Guided Project: Police killings
Posted on Wed 08 July 2015 in Projects
import pandas as pd
police_killings = pd.read_csv("police_killings.csv", encoding="ISO-8859-1")
police_killings.head(5)
police_killings.columns
counts = police_killings["raceethnicity"].value_counts()
%matplotlib inline
import matplotlib.pyplot as plt
plt.bar(range(6), counts)
plt.xticks(range(6), counts.index, rotation="vertical")
counts / sum(counts)
Racial breakdown¶
It looks like people identified as Black
are far overrepresented in the shootings versus in the population of the US (28%
vs 16%
). You can see the breakdown of population by race here.
People identified as Hispanic
appear to be killed about as often as random chance would account for (14%
of the people killed as Hispanic, versus 17%
of the overall population).
Whites are underrepresented among shooting victims vs their population percentage, as are Asians.
police_killings["p_income"][police_killings["p_income"] != "-"].astype(float).hist(bins=20)

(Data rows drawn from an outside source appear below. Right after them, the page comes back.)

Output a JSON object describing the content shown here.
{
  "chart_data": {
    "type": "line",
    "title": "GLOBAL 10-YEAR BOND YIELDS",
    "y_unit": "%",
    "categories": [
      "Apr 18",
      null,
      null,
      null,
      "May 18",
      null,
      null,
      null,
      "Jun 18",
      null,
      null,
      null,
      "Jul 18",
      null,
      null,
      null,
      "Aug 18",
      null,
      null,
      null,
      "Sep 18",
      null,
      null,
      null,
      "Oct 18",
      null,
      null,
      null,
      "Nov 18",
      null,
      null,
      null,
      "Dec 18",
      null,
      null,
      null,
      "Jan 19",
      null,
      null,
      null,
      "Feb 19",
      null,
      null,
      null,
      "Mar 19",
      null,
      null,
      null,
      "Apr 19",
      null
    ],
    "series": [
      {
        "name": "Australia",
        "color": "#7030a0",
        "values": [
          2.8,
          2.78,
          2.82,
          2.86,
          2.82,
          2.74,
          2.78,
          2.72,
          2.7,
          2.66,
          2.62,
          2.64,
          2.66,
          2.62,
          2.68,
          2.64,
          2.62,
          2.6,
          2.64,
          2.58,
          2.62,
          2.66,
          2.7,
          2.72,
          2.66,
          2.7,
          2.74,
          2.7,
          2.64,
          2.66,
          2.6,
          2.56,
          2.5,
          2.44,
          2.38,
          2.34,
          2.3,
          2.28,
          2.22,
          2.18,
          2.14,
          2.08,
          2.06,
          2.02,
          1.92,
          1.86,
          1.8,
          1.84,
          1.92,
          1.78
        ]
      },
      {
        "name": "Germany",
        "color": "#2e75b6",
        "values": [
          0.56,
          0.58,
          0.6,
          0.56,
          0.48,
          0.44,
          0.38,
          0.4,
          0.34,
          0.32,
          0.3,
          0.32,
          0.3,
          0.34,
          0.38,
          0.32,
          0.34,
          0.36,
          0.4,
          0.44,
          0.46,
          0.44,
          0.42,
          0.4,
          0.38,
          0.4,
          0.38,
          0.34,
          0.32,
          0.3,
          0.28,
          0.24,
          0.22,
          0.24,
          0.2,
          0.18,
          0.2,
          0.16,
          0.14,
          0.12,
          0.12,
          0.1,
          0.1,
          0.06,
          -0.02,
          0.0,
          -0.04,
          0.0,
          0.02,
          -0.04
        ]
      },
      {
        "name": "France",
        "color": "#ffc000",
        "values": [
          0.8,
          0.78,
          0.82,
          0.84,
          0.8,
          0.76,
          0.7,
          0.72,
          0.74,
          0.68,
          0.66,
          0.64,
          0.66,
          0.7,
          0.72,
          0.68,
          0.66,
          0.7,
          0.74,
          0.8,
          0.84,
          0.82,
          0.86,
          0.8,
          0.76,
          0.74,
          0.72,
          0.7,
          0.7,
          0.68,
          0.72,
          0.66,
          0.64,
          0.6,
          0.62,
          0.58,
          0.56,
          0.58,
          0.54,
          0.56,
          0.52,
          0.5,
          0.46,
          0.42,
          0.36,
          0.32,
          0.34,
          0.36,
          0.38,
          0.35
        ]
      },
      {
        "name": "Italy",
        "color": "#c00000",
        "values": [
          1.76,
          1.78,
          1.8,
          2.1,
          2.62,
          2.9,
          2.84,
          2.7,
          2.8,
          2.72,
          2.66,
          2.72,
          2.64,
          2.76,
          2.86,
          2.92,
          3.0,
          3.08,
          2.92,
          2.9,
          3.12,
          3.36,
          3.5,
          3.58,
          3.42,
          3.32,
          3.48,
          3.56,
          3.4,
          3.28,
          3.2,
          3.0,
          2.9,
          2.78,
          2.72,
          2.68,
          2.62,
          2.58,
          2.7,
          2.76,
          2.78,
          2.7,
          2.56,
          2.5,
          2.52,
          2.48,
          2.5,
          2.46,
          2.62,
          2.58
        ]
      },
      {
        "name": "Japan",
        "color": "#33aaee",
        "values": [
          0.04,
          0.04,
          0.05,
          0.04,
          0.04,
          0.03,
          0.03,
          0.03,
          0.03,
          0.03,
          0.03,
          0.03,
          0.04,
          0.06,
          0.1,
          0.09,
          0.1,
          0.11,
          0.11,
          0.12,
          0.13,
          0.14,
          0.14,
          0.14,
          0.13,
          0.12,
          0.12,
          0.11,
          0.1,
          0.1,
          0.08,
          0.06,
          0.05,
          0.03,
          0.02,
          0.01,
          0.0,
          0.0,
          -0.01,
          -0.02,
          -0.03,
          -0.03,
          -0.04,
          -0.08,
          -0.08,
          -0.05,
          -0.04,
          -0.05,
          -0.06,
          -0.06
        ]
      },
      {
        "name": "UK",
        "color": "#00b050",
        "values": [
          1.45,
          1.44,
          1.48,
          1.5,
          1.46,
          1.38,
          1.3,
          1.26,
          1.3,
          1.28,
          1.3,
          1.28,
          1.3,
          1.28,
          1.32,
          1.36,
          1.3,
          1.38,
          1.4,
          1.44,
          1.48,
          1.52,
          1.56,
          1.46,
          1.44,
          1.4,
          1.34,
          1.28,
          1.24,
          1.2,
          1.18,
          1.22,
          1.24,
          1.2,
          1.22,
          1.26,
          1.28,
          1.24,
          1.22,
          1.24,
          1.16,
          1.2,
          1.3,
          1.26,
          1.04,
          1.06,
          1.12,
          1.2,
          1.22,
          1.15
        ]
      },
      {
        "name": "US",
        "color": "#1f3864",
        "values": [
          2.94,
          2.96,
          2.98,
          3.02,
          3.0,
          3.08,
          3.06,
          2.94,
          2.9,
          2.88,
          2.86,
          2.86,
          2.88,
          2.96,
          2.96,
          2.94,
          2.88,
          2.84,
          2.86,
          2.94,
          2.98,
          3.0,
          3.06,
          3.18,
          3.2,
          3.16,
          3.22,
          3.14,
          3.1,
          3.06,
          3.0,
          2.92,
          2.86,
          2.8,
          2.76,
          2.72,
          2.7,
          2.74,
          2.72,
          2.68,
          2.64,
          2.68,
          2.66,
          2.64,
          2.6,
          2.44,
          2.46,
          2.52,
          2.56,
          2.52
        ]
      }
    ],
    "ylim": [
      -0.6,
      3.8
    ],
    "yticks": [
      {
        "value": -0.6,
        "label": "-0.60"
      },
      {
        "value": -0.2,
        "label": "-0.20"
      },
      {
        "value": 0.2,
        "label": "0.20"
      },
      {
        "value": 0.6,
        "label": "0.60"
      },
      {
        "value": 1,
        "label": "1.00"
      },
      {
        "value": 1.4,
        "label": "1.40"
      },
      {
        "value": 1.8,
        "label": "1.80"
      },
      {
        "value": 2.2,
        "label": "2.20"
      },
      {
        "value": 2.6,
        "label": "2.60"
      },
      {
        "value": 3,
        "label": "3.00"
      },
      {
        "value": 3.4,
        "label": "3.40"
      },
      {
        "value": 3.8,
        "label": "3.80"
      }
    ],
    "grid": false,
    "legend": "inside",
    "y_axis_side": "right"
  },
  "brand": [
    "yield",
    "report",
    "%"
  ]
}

police_killings["p_income"][police_killings["p_income"] != "-"].astype(float).median()
state_pop = pd.read_csv("state_population.csv")
counts = police_killings["state_fp"].value_counts()
states = pd.DataFrame({"STATE": counts.index, "shootings": counts})
states = states.merge(state_pop, on="STATE")
states["pop_millions"] = states["POPESTIMATE2015"] / 1000000
states["rate"] = states["shootings"] / states["pop_millions"]
states.sort("rate")
Killings by state¶
States in the midwest and south seem to have the highest police killing rates, whereas those in the northeast seem to have the lowest.
police_killings["state"].value_counts()
pk = police_killings[
(police_killings["share_white"] != "-") &
(police_killings["share_black"] != "-") &
(police_killings["share_hispanic"] != "-")
]
pk["share_white"] = pk["share_white"].astype(float)
pk["share_black"] = pk["share_black"].astype(float)
pk["share_hispanic"] = pk["share_hispanic"].astype(float)
lowest_states = ["CT", "PA", "IA", "NY", "MA", "NH", "ME", "IL", "OH", "WI"]
highest_states = ["OK", "AZ", "NE", "HI", "AK", "ID", "NM", "LA", "CO", "DE"]
ls = pk[pk["state"].isin(lowest_states)]
hs = pk[pk["state"].isin(highest_states)]
columns = ["pop", "county_income", "share_white", "share_black", "share_hispanic"]
ls[columns].mean()
hs[columns].mean()
State by state rates¶
It looks like the states with low rates of shootings tend to have a higher proportion of blacks in the population, and a lower proportion of hispanics in the census regions where the shootings occur. It looks like the income of the counties where the shootings occur is higher.
States with high rates of shootings tend to have high hispanic population shares in the counties where shootings occur.